Con su tono anímico marcado por el diálogo entre la aflicción manifiesta y el amor persistente, Vitalina Varela se eleva gracias a la fructífera relación entre el compromiso realista de Costa y la confección de imágenes fantásticas. Imposible olvidar la evocadora llegada de Vitalina a Portugal en un avión nocturno, clandestino, varado en una pista de aeropuerto semivacía. El plano de los pies de Vitalina bajando las escaleras del avión –unos pies bañados por un llamativo goteo acuoso (¿las espaldas mojadas de los inmigrantes del mundo?)– consigue reunir los imaginarios de Robert Bresson y Luis Buñuel. ¿Y qué decir de ese momento espectral en el que Vitalina, sumida en un extraño trance provocado por la visión de una antigua fotografía de Isabel II, rememora el enamoramiento de la futura reina de Inglaterra en 1939, mientras “el mundo temblaba de miedo por Hitler y los alemanes” (de nuevo, la aflicción manifiesta del mundo y el amor persistente de una mujer)? Por no hablar de ciertas estampas minimalistas que, gracias a su fuerza simbólica, conquistan una épica intimista: las manos de Vitalina recogiendo un rosario del suelo, o esas mismas manos acariciando delicadamente las hojas de una planta para luego arrancar el tubérculo que esconden sus raíces.

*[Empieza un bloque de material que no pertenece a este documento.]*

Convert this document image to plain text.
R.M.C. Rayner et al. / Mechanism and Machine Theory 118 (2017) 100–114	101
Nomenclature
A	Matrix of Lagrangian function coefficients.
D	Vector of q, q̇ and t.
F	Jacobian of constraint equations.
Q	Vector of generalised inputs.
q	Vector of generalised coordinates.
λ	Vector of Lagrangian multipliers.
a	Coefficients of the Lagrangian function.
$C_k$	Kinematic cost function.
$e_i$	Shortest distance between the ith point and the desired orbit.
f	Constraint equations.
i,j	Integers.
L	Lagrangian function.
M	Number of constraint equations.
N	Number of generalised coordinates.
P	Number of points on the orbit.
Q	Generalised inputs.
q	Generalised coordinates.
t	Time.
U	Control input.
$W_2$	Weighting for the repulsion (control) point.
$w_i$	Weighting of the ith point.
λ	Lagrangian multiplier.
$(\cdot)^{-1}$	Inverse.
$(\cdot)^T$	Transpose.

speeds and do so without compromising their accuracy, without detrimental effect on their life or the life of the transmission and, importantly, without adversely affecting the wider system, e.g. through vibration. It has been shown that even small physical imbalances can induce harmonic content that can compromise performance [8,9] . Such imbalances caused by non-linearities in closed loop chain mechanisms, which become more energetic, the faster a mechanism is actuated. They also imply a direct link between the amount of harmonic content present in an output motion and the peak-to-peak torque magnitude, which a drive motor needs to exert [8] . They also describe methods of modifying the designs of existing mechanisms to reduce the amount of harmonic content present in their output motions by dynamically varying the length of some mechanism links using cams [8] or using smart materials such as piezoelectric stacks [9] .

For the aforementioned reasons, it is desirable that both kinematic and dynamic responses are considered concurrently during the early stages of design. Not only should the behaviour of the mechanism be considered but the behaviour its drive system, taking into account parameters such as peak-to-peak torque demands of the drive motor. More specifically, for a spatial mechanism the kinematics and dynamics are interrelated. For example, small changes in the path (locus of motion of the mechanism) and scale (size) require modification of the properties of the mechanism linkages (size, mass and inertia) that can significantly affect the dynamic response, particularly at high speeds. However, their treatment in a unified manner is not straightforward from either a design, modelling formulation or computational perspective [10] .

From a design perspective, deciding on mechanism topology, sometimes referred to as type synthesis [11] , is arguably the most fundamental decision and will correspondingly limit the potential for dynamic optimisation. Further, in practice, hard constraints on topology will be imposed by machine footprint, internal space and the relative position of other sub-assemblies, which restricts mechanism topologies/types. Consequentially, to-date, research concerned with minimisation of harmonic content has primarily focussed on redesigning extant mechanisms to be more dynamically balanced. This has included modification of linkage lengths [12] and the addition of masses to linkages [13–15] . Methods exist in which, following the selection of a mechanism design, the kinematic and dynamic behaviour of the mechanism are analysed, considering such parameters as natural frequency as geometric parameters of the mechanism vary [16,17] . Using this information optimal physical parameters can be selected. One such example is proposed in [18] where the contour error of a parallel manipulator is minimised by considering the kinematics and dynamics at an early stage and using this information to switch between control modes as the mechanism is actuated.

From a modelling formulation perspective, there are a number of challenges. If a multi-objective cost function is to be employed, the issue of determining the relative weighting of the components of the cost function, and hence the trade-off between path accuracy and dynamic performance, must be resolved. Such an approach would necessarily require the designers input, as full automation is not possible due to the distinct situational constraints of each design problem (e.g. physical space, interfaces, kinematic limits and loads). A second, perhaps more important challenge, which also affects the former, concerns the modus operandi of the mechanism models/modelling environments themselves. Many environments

Una épica que se desborda cuando Vitalina y Ventura –aquí reconvertido en un cura abandonado por sus parroquianos– abandonan sus refugios “subterráneos” para enfrentarse a los espacios abiertos. En la estampa más inolvidable de la película, un imponente contrapicado nos muestra a Vitalina intentando reforzar el endeble tejado de la chabola de Joaquim. Perfilada contra un cielo tenuemente iluminado por la luz del atardecer y encapotado por nubes pasajeras, nuestra heroína combate contra un viento arremolinado que parece venido de la Irlanda de El hombre tranquilo. La referencia no es gratuita si tenemos en cuenta que Costa, con su actualización digital del formato académico, es probablemente el único cineasta contemporáneo capaz de mirar de tú a tú a la monumentalidad crepuscular del cine de John Ford. Así certifica Costa la magnitud cinematográfica de Vitalina Varela, una película que camina al ritmo de sus personajes, una obra de paredes enmohecidas e ímpetus indomables, de sábanas ensangrentadas y abrazos sublimes, de estómagos vacíos y voluntades obstinadas. He aquí la nueva obra maestra de un artista comprometido con la grandeza del cine y del espíritu humano, un hombre no reconciliado con las injusticias de nuestro tiempo.